Quando me perguntam onde nasci, o primeiro desejo que vem é dizer, foi em Pium, é uma cidade, mas aí vem uma vozinha e me corrige: foi no Café da Roça, município de Pium. Aí as cartas vêm pra mesa, é...

Do tempo das cartas, à luz de lamparina, Tia Leninha no rádio, e eu jurava que se abrisse o rádio, lá ela estaria dentro, tipo a pílula mágica encolhedora do Chapolin Colorado. 

Desde muito pequena, escrevia cartas e tinha paixão pelos livros, fui alfabetizada por um moço chamado “Zé Café”, ele era semianalfabeto, meu primeiro milagre.

Naquela época, anos 80, tinha o primeiro ano fraco e o primeiro forte, eu, “desarnada” que era, fui direto para o primeiro forte. Era muito curiosa com os livros. Mas um belo dia, não tão belo, eu estava ao pé da mesa da professora, folheando os livros dela, que tinha uns a mais do que eu... no caso, eu tinha um, digo, uma cartilha velha.

E eu, alegremente, folheava, e lia coisas e coisas nos livros da professora, “Adriana”. Quando de repente, ela, odiosamente, bradou para que toda a turma escutasse: “Luciene”, você já pegou foi mania de ler.

Acho que foi a primeira vez que quis mudar de nome. Ler era ruim!? Com brilho nos olhos, de lágrimas que lutavam para não cair, abaixei a cabeça, peguei o saco de plástico que carregava a velha cartilha, o lápis preto e a borracha amarelada retangular já gasta, e saí. Porta a fora, as lágrimas já rolavam soltas, como se quisessem formar um rio, um rio de lágrimas.
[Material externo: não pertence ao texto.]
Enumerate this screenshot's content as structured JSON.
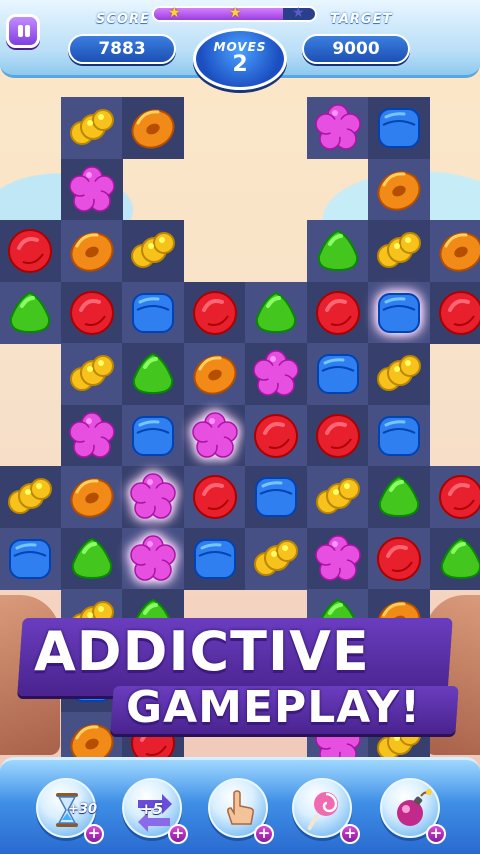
{
  "hud": {
    "score_label": "SCORE",
    "score_value": "7883",
    "target_label": "TARGET",
    "target_value": "9000",
    "moves_label": "MOVES",
    "moves_value": "2",
    "star_progress": 0.8,
    "stars_earned": 2,
    "stars_total": 3
  },
  "promo": {
    "line1": "ADDICTIVE",
    "line2": "GAMEPLAY!"
  },
  "boosters": [
    {
      "name": "hourglass-booster",
      "text": "+30",
      "icon": "hourglass-icon"
    },
    {
      "name": "extra-moves-booster",
      "text": "+5",
      "icon": "arrows-icon"
    },
    {
      "name": "hand-booster",
      "text": "",
      "icon": "pointing-hand-icon"
    },
    {
      "name": "lollipop-booster",
      "text": "",
      "icon": "lollipop-icon"
    },
    {
      "name": "bomb-booster",
      "text": "",
      "icon": "bomb-icon"
    }
  ],
  "colors": {
    "red": "#e8202e",
    "orange": "#f28a18",
    "yellow": "#f7c21c",
    "green": "#43c61e",
    "blue": "#2f7ff0",
    "purple": "#e64fe0"
  },
  "board": {
    "columns": 8,
    "rows": 11,
    "grid": [
      [
        null,
        "yellow",
        "orange",
        null,
        null,
        "purple",
        "blue",
        null
      ],
      [
        null,
        "purple",
        null,
        null,
        null,
        null,
        "orange",
        null
      ],
      [
        "red",
        "orange",
        "yellow",
        null,
        null,
        "green",
        "yellow",
        "orange"
      ],
      [
        "green",
        "red",
        "blue",
        "red",
        "green",
        "red",
        "blue*",
        "red"
      ],
      [
        null,
        "yellow",
        "green",
        "orange",
        "purple",
        "blue",
        "yellow",
        null
      ],
      [
        null,
        "purple",
        "blue",
        "purple*",
        "red",
        "red",
        "blue",
        null
      ],
      [
        "yellow",
        "orange",
        "purple*",
        "red",
        "blue",
        "yellow",
        "green",
        "red"
      ],
      [
        "blue",
        "green",
        "purple*",
        "blue",
        "yellow",
        "purple",
        "red",
        "green"
      ],
      [
        null,
        "yellow",
        "green",
        null,
        null,
        "green",
        "orange",
        null
      ],
      [
        null,
        "blue",
        null,
        null,
        null,
        null,
        null,
        null
      ],
      [
        null,
        "orange",
        "red",
        null,
        null,
        "purple",
        "yellow",
        null
      ]
    ]
  }
}
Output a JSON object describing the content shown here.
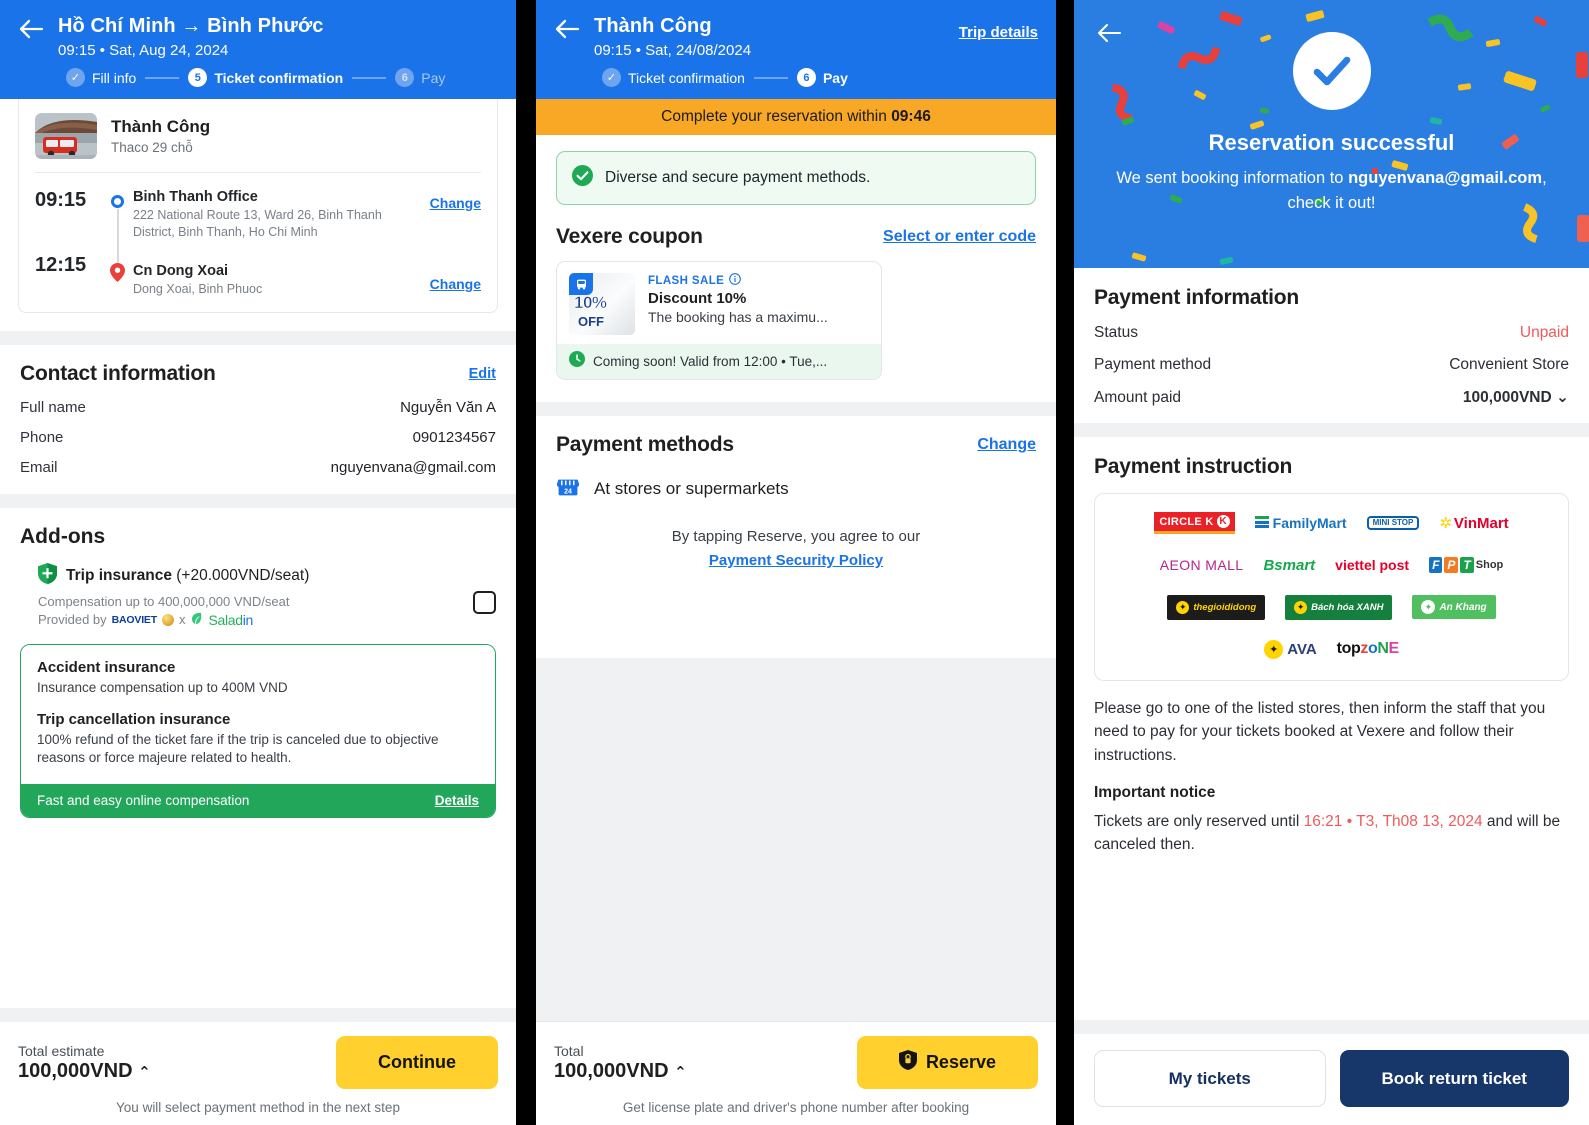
{
  "panel1": {
    "header": {
      "title": "Hồ Chí Minh → Bình Phước",
      "subtitle": "09:15 • Sat, Aug 24, 2024",
      "back_icon": "back-arrow-icon",
      "steps": [
        {
          "label": "Fill info",
          "marker": "✓",
          "state": "done"
        },
        {
          "label": "Ticket confirmation",
          "marker": "5",
          "state": "active"
        },
        {
          "label": "Pay",
          "marker": "6",
          "state": "todo"
        }
      ]
    },
    "operator": {
      "name": "Thành Công",
      "vehicle": "Thaco 29 chỗ"
    },
    "route": {
      "pickup": {
        "time": "09:15",
        "name": "Binh Thanh Office",
        "address": "222 National Route 13, Ward 26, Binh Thanh District, Binh Thanh, Ho Chi Minh",
        "change_label": "Change"
      },
      "dropoff": {
        "time": "12:15",
        "name": "Cn Dong Xoai",
        "address": "Dong Xoai, Binh Phuoc",
        "change_label": "Change"
      }
    },
    "contact": {
      "title": "Contact information",
      "edit_label": "Edit",
      "rows": [
        {
          "key": "Full name",
          "value": "Nguyễn Văn A"
        },
        {
          "key": "Phone",
          "value": "0901234567"
        },
        {
          "key": "Email",
          "value": "nguyenvana@gmail.com"
        }
      ]
    },
    "addons": {
      "title": "Add-ons",
      "insurance": {
        "name": "Trip insurance",
        "price": "(+20.000VND/seat)",
        "compensation": "Compensation up to 400,000,000 VND/seat",
        "provided_by": "Provided by",
        "provider_1": "BAOVIET",
        "provider_x": "x",
        "provider_2a": "Salad",
        "provider_2b": "in",
        "checked": false
      },
      "card": {
        "accident_title": "Accident insurance",
        "accident_desc": "Insurance compensation up to 400M VND",
        "cancel_title": "Trip cancellation insurance",
        "cancel_desc": "100% refund of the ticket fare if the trip is canceled due to objective reasons or force majeure related to health.",
        "footer_text": "Fast and easy online compensation",
        "footer_link": "Details"
      }
    },
    "bottom": {
      "total_label": "Total estimate",
      "total_value": "100,000VND",
      "caret": "⌃",
      "cta": "Continue",
      "note": "You will select payment method in the next step"
    }
  },
  "panel2": {
    "header": {
      "title": "Thành Công",
      "subtitle": "09:15 • Sat, 24/08/2024",
      "trip_details": "Trip details",
      "steps": [
        {
          "label": "Ticket confirmation",
          "marker": "✓",
          "state": "done"
        },
        {
          "label": "Pay",
          "marker": "6",
          "state": "active"
        }
      ]
    },
    "timer": {
      "text": "Complete your reservation within",
      "value": "09:46"
    },
    "secure_note": "Diverse and secure payment methods.",
    "coupon": {
      "title": "Vexere coupon",
      "action": "Select or enter code",
      "badge_pct": "10%",
      "badge_off": "OFF",
      "flash": "FLASH SALE",
      "name": "Discount 10%",
      "desc": "The booking has a maximu...",
      "valid": "Coming soon! Valid from 12:00 • Tue,..."
    },
    "payment_methods": {
      "title": "Payment methods",
      "change": "Change",
      "selected": "At stores or supermarkets"
    },
    "agreement": {
      "text": "By tapping Reserve, you agree to our",
      "link": "Payment Security Policy"
    },
    "bottom": {
      "total_label": "Total",
      "total_value": "100,000VND",
      "caret": "⌃",
      "cta": "Reserve",
      "note": "Get license plate and driver's phone number after booking"
    }
  },
  "panel3": {
    "hero": {
      "heading": "Reservation successful",
      "message_pre": "We sent booking information to ",
      "email": "nguyenvana@gmail.com",
      "message_post": ",",
      "message_line2": "check it out!",
      "check_icon": "check-circle-icon",
      "back_icon": "back-arrow-icon"
    },
    "payment_info": {
      "title": "Payment information",
      "rows": [
        {
          "key": "Status",
          "value": "Unpaid",
          "style": "unpaid"
        },
        {
          "key": "Payment method",
          "value": "Convenient Store",
          "style": "normal"
        },
        {
          "key": "Amount paid",
          "value": "100,000VND",
          "style": "bold",
          "caret": "⌄"
        }
      ]
    },
    "instruction": {
      "title": "Payment instruction",
      "stores_row1": [
        "CIRCLE K",
        "FamilyMart",
        "MINI STOP",
        "VinMart"
      ],
      "stores_row2": [
        "AEON MALL",
        "Bsmart",
        "viettel post",
        "FPT Shop"
      ],
      "stores_row3": [
        "thegioididong",
        "Bách hóa XANH",
        "An Khang"
      ],
      "stores_row4": [
        "AVA",
        "topzone"
      ],
      "body": "Please go to one of the listed stores, then inform the staff that you need to pay for your tickets booked at Vexere and follow their instructions.",
      "notice_title": "Important notice",
      "notice_pre": "Tickets are only reserved until ",
      "notice_time": "16:21 • T3, Th08 13, 2024",
      "notice_post": " and will be canceled then."
    },
    "bottom": {
      "secondary": "My tickets",
      "primary": "Book return ticket"
    }
  },
  "colors": {
    "brand_blue": "#1a73e8",
    "hero_blue": "#2a7de1",
    "amber": "#f9a825",
    "yellow": "#ffd02e",
    "green": "#22a75a",
    "red": "#f05a5a",
    "navy": "#17376b"
  }
}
Lembro-me muito bem do trajeto para casa, era um carreiro cheio de pedras, tenho a cor das pedras diante dos meus olhos, e o som que elas faziam a cada passo envergonhado que eu dava. Entrei em casa aos prantos, quando minha mãe quis saber o que havia acontecido, quando, entre soluços, eu disse: “não volto mais para aquela escola” e narrei o ocorrido, aquilo me roía por dentro, ler era a coisa mais bela que eu fazia, era a minha melhor diversão, como poderia ser tão ruim, como poderia fazer alguém esbravejar assim comigo e me humilhar na frente de toda a turma, a minha cabeça não parava.
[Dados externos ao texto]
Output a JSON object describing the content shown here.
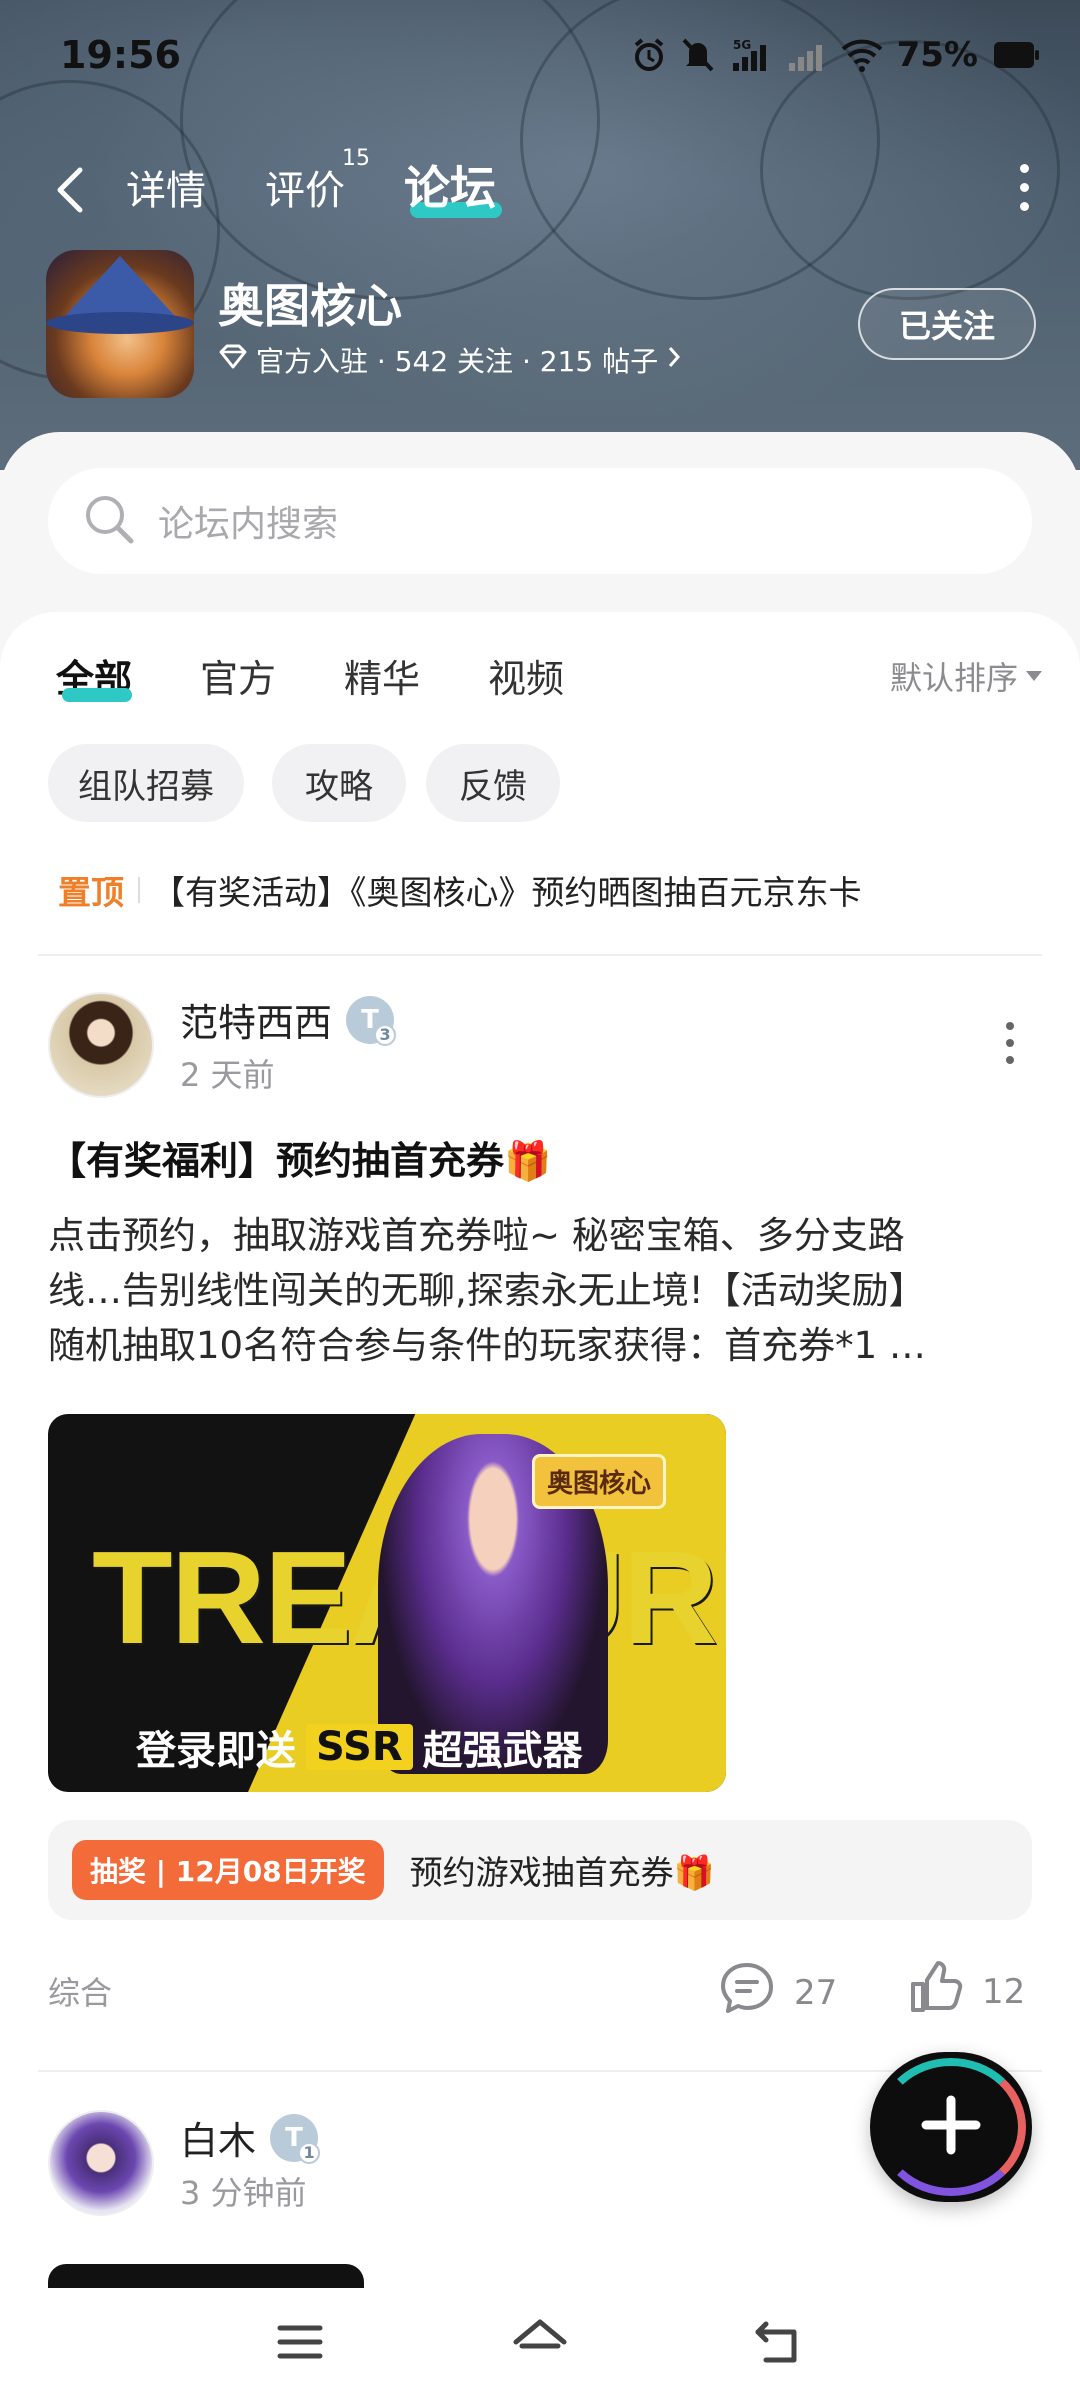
{
  "status_bar": {
    "time": "19:56",
    "battery": "75%",
    "network": "5G"
  },
  "nav": {
    "tabs": [
      {
        "label": "详情"
      },
      {
        "label": "评价",
        "badge": "15"
      },
      {
        "label": "论坛",
        "active": true
      }
    ]
  },
  "app": {
    "name": "奥图核心",
    "meta": "官方入驻 · 542 关注 · 215 帖子",
    "follow_label": "已关注"
  },
  "search": {
    "placeholder": "论坛内搜索"
  },
  "filter_tabs": [
    {
      "label": "全部",
      "active": true
    },
    {
      "label": "官方"
    },
    {
      "label": "精华"
    },
    {
      "label": "视频"
    }
  ],
  "sort_label": "默认排序",
  "chips": [
    "组队招募",
    "攻略",
    "反馈"
  ],
  "pinned": {
    "tag": "置顶",
    "title": "【有奖活动】《奥图核心》预约晒图抽百元京东卡"
  },
  "posts": [
    {
      "author": "范特西西",
      "level": "3",
      "time": "2 天前",
      "title": "【有奖福利】预约抽首充券🎁",
      "body_lines": [
        "点击预约，抽取游戏首充券啦~ 秘密宝箱、多分支路",
        "线…告别线性闯关的无聊,探索永无止境!【活动奖励】",
        "随机抽取10名符合参与条件的玩家获得：首充券*1 …"
      ],
      "image": {
        "big_text": "TREASURE",
        "logo_text": "奥图核心",
        "caption_pre": "登录即送",
        "caption_ssr": "SSR",
        "caption_post": "超强武器"
      },
      "lottery": {
        "badge": "抽奖 | 12月08日开奖",
        "text": "预约游戏抽首充券🎁"
      },
      "category": "综合",
      "comments": "27",
      "likes": "12"
    },
    {
      "author": "白木",
      "level": "1",
      "time": "3 分钟前"
    }
  ],
  "colors": {
    "accent": "#2ec9c4",
    "pinned_tag": "#f07f2a",
    "lottery_badge": "#f36b38"
  }
}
A blusa já estava ensopada e com o gosto salgado de lágrimas quentes que a encharcavam. Vejam que não me lembro o que minha mãe me disse, mas é fato, ela fez acontecer na minha vida o segundo milagre. 

Disse, provavelmente, algo incrível e suficientemente capaz de me fazer acreditar que eu deveria voltar para a escola e seguir a minha jornada, que o episódio “dissaboroso”, falava que, desde muito cedo, “tem pedras no meio do caminho”, mas que eu poderia simplesmente usar essas pedras para ajudarem na construção da minha escadaria, da escadaria da minha vida.

Entre pedras e tropeços, e belas e imponentes escadas, aqui estou, sobretudo, acreditando no poder e na magia da leitura.

Ah, mudei meu nome, já não me chamo mais “Luciene – Barbosa Gama”, hoje: 

Bell Barbosa Gama
Atriz, produtora cultural, arte Educadora – Pedagogia, supervisão e docência – ênfase no Teatro  (UFT)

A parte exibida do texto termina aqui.